Con la stessa elasticità mentale e culturale con la quale riconosciamo che la rappresentatività può conoscere forme diverse rispetto e al voto di lista e a quello di preferenza, riconosciamo altresì che la (quasi) completa uniformità delle leggi elettorali di Camera e Senato rappresenta un elemento importante ma non qualificante: ciò che conta innanzitutto, massimamente sotto il punto di vista formale, e grandemente (nelle società del XXI secolo), sotto quello materiale, è che entrambe le Camere siano rappresentative del proprio corpo elettorale. La ricerca della uniformità delle maggioranze, come garanzia della governabilità è sì un elemento decisivo di garanzia per una effettività della democrazia, ma le precondizioni sono altre;
3) la coincidenza temporale del voto politico e regionale: al di là del risparmio economico nelle due Regioni interessate (le più popolose), cosa che ci sembra importante ma comunque meno rispetto alla bontà della consultazione, e delle implicazioni politiche concrete (vantaggi per le formazioni più pronte e strutturate, vantaggi e svantaggi connessi alla coincidenza delle due competizioni in un momento politico non neutro rispetto a chi si contende il consenso), una cosa è, a nostro avviso, chiara: costringere a definire posizioni, schieramenti e aspirazioni personali dei vari componenti il ceto politico, una volta per tutte, reca in sè la possibilità del prodursi di svariati effetti virtuosi: minor trasformismo, minor carrierismo politico, maggiore stabilità negli organismi eletti e una migliore qualità del lavoro che essi svolgeranno.

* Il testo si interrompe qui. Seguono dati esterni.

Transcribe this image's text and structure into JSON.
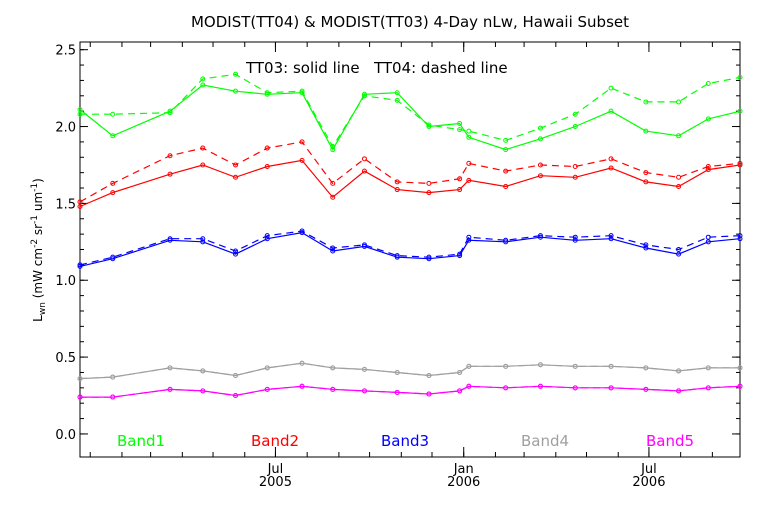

Alla luce di questi elementi ci pare quindi poter dire che la gestione della fase, da parte innanzitutto del Presidente della Repubblica, sia stata perfetta: seria, giusta, virtuosa, buona, cioè produttiva di effetti e dinamiche positive.
Il resto, com’è giusto che sia, è compito di quelle forze politiche, di quel ceto politico, le cui tante incapacità e miopie hanno prodotto una condizione di grave crisi istituzionale, amplificato una gravissima crisi economica, dalle quali non siamo ancora usciti.
Non disponiamo degli elementi necessari per valutare ad ampio spettro, da un unico punto di vista, le liste dei diversi partiti, e d’altro canto non tutti i programmi paiono chiari e coerenti:
talune irresponsabili promesse elettorali, talaltre inopinate corse alla miglior candidatura e al salvataggio delle posizioni di rendita, proprie e dei propri soci politici, non hanno dato, fin qui, segnali particolarmente incoraggianti.
Particolarmente preoccupante ci sembra, poi, la dura semplificazione del dibattito politico, ridotta alla diade sovranismo/europeismo: al di là della nostra personale opinione (per la quale tecnocrazia e demagogia siano due facce della stessa, cattiva medaglia, quella che priva di senso la politica e con essa la possibilità dei cittadini di creare da sè nuove buone scelte, una rinnovata coscienza ufficiale), ci sembra che questa dicotomia nasconda e/o privi di valore tante altre emergenze, tante istanze, magari non sempre univoche, certamente nessuna perfetta, ma tutte in linea di principio rappresentative di pezzi di società, di bisogni, che non possiamo permetterci di perdere per strada, senza poi vederli ricomparire ogni volta in forme diverse, magari peggiori.
Riprendendo un pensiero di Giovanni Bianchi, l’antipolitica occupa quello spazio che la politica rinuncia a presidiare: è politica in nuove forme.
Ribadirlo, prima del momento di massimo valore simbolico e fondativo per una democrazia, quale le elezioni, ci pare fondamentale.